Un drame familial endeuille le quartier Gbessia Cité de l’Air. Yarie Touré, jeune diplômée en santé, est décédée mercredi 16 septembre 2026 des suites de blessures qu’elle aurait reçues lors d’une agression attribuée à son oncle paternel, Lima Touré. La victime devait se marier le 15 octobre prochain.

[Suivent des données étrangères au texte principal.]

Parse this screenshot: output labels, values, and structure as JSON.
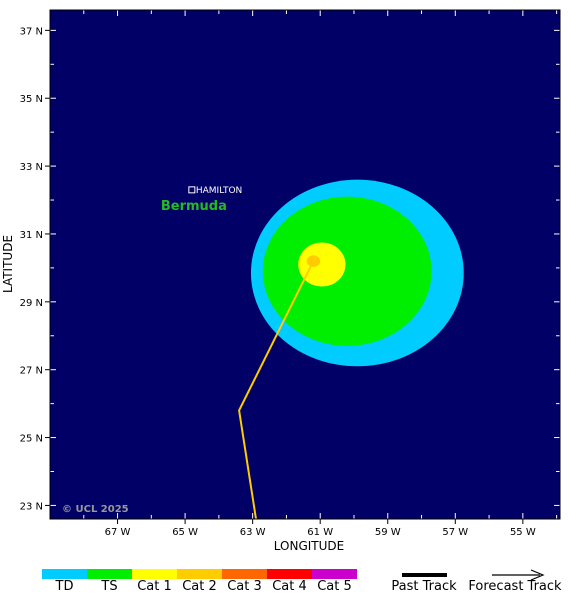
{
  "map": {
    "x_axis_title": "LONGITUDE",
    "y_axis_title": "LATITUDE",
    "background_color": "#000066",
    "lon_range": [
      -69.0,
      -53.9
    ],
    "lat_range": [
      22.6,
      37.6
    ],
    "lon_ticks": [
      {
        "value": -67,
        "label": "67 W"
      },
      {
        "value": -65,
        "label": "65 W"
      },
      {
        "value": -63,
        "label": "63 W"
      },
      {
        "value": -61,
        "label": "61 W"
      },
      {
        "value": -59,
        "label": "59 W"
      },
      {
        "value": -57,
        "label": "57 W"
      },
      {
        "value": -55,
        "label": "55 W"
      }
    ],
    "lat_ticks": [
      {
        "value": 37,
        "label": "37 N"
      },
      {
        "value": 35,
        "label": "35 N"
      },
      {
        "value": 33,
        "label": "33 N"
      },
      {
        "value": 31,
        "label": "31 N"
      },
      {
        "value": 29,
        "label": "29 N"
      },
      {
        "value": 27,
        "label": "27 N"
      },
      {
        "value": 25,
        "label": "25 N"
      },
      {
        "value": 23,
        "label": "23 N"
      }
    ],
    "city_label": "HAMILTON",
    "city_location": {
      "lon": -64.8,
      "lat": 32.3
    },
    "island_label": "Bermuda",
    "island_label_color": "#22bb22",
    "copyright": "© UCL 2025"
  },
  "storm": {
    "track_color": "#ffcc00",
    "track_points": [
      {
        "lon": -62.9,
        "lat": 22.6
      },
      {
        "lon": -63.4,
        "lat": 25.8
      },
      {
        "lon": -61.2,
        "lat": 30.2
      }
    ],
    "wind_fields": [
      {
        "category": "TD",
        "center_lon": -59.9,
        "center_lat": 29.85,
        "radius_lon": 3.15,
        "radius_lat": 2.75
      },
      {
        "category": "TS",
        "center_lon": -60.2,
        "center_lat": 29.9,
        "radius_lon": 2.5,
        "radius_lat": 2.2
      },
      {
        "category": "Cat 1",
        "center_lon": -60.95,
        "center_lat": 30.1,
        "radius_lon": 0.7,
        "radius_lat": 0.65
      },
      {
        "category": "Cat 2",
        "center_lon": -61.2,
        "center_lat": 30.2,
        "radius_lon": 0.2,
        "radius_lat": 0.17
      }
    ]
  },
  "legend": {
    "categories": [
      {
        "label": "TD",
        "color": "#00ccff"
      },
      {
        "label": "TS",
        "color": "#00ee00"
      },
      {
        "label": "Cat 1",
        "color": "#ffff00"
      },
      {
        "label": "Cat 2",
        "color": "#ffcc00"
      },
      {
        "label": "Cat 3",
        "color": "#ff6600"
      },
      {
        "label": "Cat 4",
        "color": "#ff0000"
      },
      {
        "label": "Cat 5",
        "color": "#cc00cc"
      }
    ],
    "past_track_label": "Past Track",
    "forecast_track_label": "Forecast Track"
  }
}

Selon les témoignages recueillis auprès de sa famille, les tensions entre le mis en cause et ses proches avaient commencé plusieurs jours avant le drame. Une première altercation aurait éclaté après des insultes et des menaces proférées au domicile familial. Yarie Touré, qui aurait voulu défendre sa mère, s’était retrouvée impliquée dans la dispute.
Quelques jours plus tard, alors qu’elle se rendait dans le quartier Béhanzin pour vendre, la jeune femme aurait été suivie puis violemment frappée à l’arrière du cou. Les proches évoquent l’utilisation d’un pilon ou d’une pierre. Après l’agression, elle aurait regagné son domicile avant d’être conduite dans une clinique, puis transférée à l’hôpital Donka en raison de la persistance de ses douleurs. Elle y a finalement succombé dans la soirée.
Le père de la victime, Aboubacar Sidiki Touré, affirme que les tensions familiales étaient anciennes : « Je suis le père biologique de Yarie Touré. Mon jeune frère, Lima Touré, est une menace pour toute la famille et le quartier en raison de sa consommation de drogues. Il est venu ici proférer des menaces. Ce jour-là, après une première altercation où il est tombé puis a fui, mon oncle venu de Dixinn est intervenu pour tenir une réunion de conciliation et demander le pardon afin d’apaiser les tensions. Mais trois jours après le départ de mon oncle, Yarie est partie vendre du côté du quartier Béhanzin. Mon jeune frère l’a suivie et l’a frappée par-derrière, au niveau du cou, avec un pilon ou une pierre. Ma fille est revenue à la maison informer la famille tout en se plaignant d’une vive douleur. Nous l’avons d’abord transportée dans une clinique où des soins lui ont été administrés des produits payés par son fiancé mais la douleur persistait. C’est hier, vers 21 heures, après son transfert à l’hôpital Donka, qu’elle a rendu l’âme. »
Face à cette tragédie, le père de famille sollicite l’intervention des autorités : « Nous demandons à l’État que justice soit faite pour ma fille. Lima est dangereux. Si les autorités n’interviennent pas, il fera pire, car il m’a directement menacé de mort. Je ne suis pas en sécurité, ma famille n’est pas en sécurité. Nous demandons aux forces de sécurité de nous aider à l’interpeller au plus vite. »
La mère de la défunte, Fatoumata Keïta, décrit également des relations difficiles avec le mis en cause :

« Ce jeune, Lima Touré, venait constamment me menacer. Même quand je lui préparais à manger, il m’insulte. Mais comme il est le frère de mon mari, je ne répondais pas. Aujourd’hui, il a tué ma fille, celle qui m’épaulait au quotidien et prenait en charge la famille. Nous demandons que toute la lumière soit faite sur son décès et que justice soit rendue. »

La dépouille de Yarie Touré a été remise aux autorités pour les suites de la procédure.